Yani en düşük dereceli memur emekli olduğunda, çalışırken aldığı maaşın yalnızca %45’ini alabilecektir. Asgari ücret 17 bin TL ilken açlık sınırının bile altında maaşla geçinmeye çalışan emeklilerimizin hali görülmelidir. Bununla birlikte 1. Dereceye gelen bütün memurların ek göstergelerinin 3600’e yükseltilmesi, emeklilikte yaşanan sorunları bir nebze olsun giderecektir.
Bir başka aksaklık da 2008 öncesi ve sonrasında göreve başlayan memurlarımızın emeklilik haklarında yaşanmaktadır. 2008 sonrasında ilk defa göreve başlayan memurlarımızın emekli aylığı bağlama oranları ve emekli maaşları çok daha düşüktür.
Biz, bu yanlış uygulamaların TBMM’de getirilen bu torba yasa ile düzeltilmesini istiyoruz.
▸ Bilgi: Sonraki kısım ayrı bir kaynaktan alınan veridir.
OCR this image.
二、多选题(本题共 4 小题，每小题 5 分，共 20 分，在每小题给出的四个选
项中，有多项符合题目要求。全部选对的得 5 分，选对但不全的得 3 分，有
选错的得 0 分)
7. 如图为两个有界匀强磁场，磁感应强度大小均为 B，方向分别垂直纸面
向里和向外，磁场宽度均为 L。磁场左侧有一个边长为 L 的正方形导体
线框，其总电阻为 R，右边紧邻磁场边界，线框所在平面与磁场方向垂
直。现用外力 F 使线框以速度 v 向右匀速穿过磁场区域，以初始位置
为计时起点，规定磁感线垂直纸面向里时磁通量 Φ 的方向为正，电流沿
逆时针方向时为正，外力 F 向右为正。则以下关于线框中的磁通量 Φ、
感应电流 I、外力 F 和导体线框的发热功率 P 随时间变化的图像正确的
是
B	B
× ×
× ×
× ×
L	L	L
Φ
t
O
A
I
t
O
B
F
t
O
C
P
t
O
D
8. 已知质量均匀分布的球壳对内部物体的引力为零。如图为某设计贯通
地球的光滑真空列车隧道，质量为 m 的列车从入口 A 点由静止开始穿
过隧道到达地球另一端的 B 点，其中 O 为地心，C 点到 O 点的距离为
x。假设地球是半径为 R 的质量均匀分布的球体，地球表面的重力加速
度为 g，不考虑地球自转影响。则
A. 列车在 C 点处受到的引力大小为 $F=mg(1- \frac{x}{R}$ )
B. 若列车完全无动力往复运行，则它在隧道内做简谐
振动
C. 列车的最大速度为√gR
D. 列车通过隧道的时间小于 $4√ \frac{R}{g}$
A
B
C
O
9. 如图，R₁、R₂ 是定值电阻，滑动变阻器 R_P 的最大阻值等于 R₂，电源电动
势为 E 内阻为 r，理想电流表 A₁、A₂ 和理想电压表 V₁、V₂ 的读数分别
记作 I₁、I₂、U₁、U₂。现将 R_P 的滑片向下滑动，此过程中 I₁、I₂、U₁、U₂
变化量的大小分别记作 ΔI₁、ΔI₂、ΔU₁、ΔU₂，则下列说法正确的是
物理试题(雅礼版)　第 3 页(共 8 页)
Hükümet memur emeklilerinin bu haklı talebini duymalı ve ilave ek ödemenin emekli maaşlarına yansıtılmasını sağlamalıdır.
Türkiye Kamu-Sen olarak yetkililerden çağrımıza kulak vermesi, memurlara ilave zam, refah payı ve memur emeklilerinin durumunu iyileştirecek uygulamaları bu tasarıya eklemesi ve ilave ek ödeme tutarının emekli maaşlarına dahil edilmesi çağrımızı yineliyoruz. Konfederasyon olarak bu yoldaki girişimlerimizi sonuç alıncaya kadar sürdüreceğiz” diye de konuştu.